Ein Toter auf Tournee, die Wodkapulle in der Hand, eine Kippe in der anderen. Shane MacGowan hat keinen Zahn mehr im Mund, aber ein dickes Silberkettchen an der Hand. An die Texte seiner alten Hits erinnert sich der 52-jährige Mann am Mikrophon der irischen Folkpunk-Band The Pogues heutzutage nur noch gelegentlich, der Rest der Strophen rockt er einfach mit dunkel hervorgebrabbeltem Genöle zu. Das sorgt schnell für Stimmung beim Auftritt der absenten Legende auf der Leipziger Parkbühne. Das Banjo klimpert, der Bass marschiert, MacGowan trinkt Wodka aus einem Plastikbecher und atmet ein, indem er eine Zigarette an die eingefallenen Lippen hält.
Eine Ruine, ja. Aber was für eine! Seit die ostdeutsche Rockikone Klaus Renft daran ging, seine großen Liedwerke mit uneingestöpseltem Bass und seligen Lächeln live aufzuführen, ist soetwas nicht mehr dagewesen. 34 Jahre nachdem der junge Shane dadurch berühmt wurde, dass ihm eine benachbarte Pogo-Tänzerin bei einem The Clash-Konzert ein Segelohr abbiss, was den New Musical Express zur Zeile "Cannibalism at Clash Gig" inspirierte, ist das Ohr unübersehbar wieder dran, aber der Lack ist ab. The Pogues klingen heute so, wie sie damals klingen wollten: "Streams Of Whiskey" ist ein apokalyptischer Abgrund aus zwischen Musikern und Sänger nur gelegentlich abgesprochen scheinenden Tönen, "A Pair Of Brown Eyes" bringt die Trümmer einer großen Ballade zum Zusammenbrechen.
Kunst, die einzigartig ist, da mag Gitarrist Phil Chevron sich auch mühen, die Auswandererschmonzette "Thousands Are Sailing" mit Gefühl zu singen und Bandgründer Spider Stacy noch so sehr versuchen, seinem besinnungslosen Nebenmann mit der Flöte den Rhythmus zu klopfen. Shane MacGowan ist heute hier, aber er ist eigentlich nicht da. Mit geschlossenen Augen zahnlost er "Dirty Old Town" und den "Irish Rover" über die Rampe, versteckt im gnädigen Halbdunkel, das die Lichtregie über den Platz am Mikro gebreitet hat wie eine fürsorgliche Schutzdecke. Sein Versuch, ein Instrumentalstück mit ein paar Schlägen aufs Becken von Drummer Andrew Ranken zu würzen, scheitert grandios an der Unfähigkeit des begnadeten Poeten, auch nur ein einziges Mal im richtigen Moment zuzuhauen.

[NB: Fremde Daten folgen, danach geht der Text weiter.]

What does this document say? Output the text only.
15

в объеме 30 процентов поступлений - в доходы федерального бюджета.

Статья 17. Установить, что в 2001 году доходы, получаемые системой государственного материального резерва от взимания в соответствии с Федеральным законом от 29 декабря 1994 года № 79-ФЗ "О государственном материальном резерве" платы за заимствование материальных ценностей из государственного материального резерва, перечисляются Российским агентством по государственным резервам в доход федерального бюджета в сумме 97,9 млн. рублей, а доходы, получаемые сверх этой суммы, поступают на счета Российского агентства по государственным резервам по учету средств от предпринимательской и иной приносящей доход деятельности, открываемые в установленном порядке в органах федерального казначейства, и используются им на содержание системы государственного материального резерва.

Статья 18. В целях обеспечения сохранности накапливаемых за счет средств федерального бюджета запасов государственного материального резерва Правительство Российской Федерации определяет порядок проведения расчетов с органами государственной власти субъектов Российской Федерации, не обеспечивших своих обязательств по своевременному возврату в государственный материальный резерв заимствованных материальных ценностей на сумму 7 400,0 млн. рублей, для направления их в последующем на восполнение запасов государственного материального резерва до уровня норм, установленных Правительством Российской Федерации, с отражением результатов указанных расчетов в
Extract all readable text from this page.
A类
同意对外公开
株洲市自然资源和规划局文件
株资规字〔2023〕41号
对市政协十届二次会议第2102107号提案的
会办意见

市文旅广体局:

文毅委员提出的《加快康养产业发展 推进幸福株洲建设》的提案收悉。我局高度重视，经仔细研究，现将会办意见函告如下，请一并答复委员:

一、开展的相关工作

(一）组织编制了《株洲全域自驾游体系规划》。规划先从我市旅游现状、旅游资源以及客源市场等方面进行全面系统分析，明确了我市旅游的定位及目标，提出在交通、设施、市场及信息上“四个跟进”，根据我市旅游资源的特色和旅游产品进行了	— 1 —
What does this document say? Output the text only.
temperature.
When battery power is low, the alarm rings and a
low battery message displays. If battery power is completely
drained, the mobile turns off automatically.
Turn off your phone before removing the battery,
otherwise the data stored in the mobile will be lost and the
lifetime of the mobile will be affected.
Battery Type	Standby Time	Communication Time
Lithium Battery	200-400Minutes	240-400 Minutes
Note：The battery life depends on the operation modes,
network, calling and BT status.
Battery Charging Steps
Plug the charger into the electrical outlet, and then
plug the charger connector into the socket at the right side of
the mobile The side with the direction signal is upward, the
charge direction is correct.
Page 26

MacGowan grinst ein nachtschwarzes Zahnfleisch-Lächeln und zieht an seiner Fluppe. Noch ein Schluck, noch eine Ansage, die gurgelt wie eine arabische Toilettenspülung. "Dujuwanamohr?", könnte er gesagt haben und natürlich wollen sie mehr, die Männer im Publikum in den irishgrünen Shirts, die überm Bauch spannen. Ganz genau nach Fahrplan kommt die ohne ihren gefeierten Vorstand immer noch verblüffend exakt musizierende Truppe zurück und gibt die "Fiesta". Spider Stacy schlägt sich energisch ein Blechtablett vor den Kopf, MacGowan kippt den letzten Schluck hinter die Binde. "Come all you rambling boys of pleasure and ladies of easy leisure", rumpelt dann ein Stück echter Resttext aus der Kanonenkehle, "We must say Adiós! until we see Almeria once again".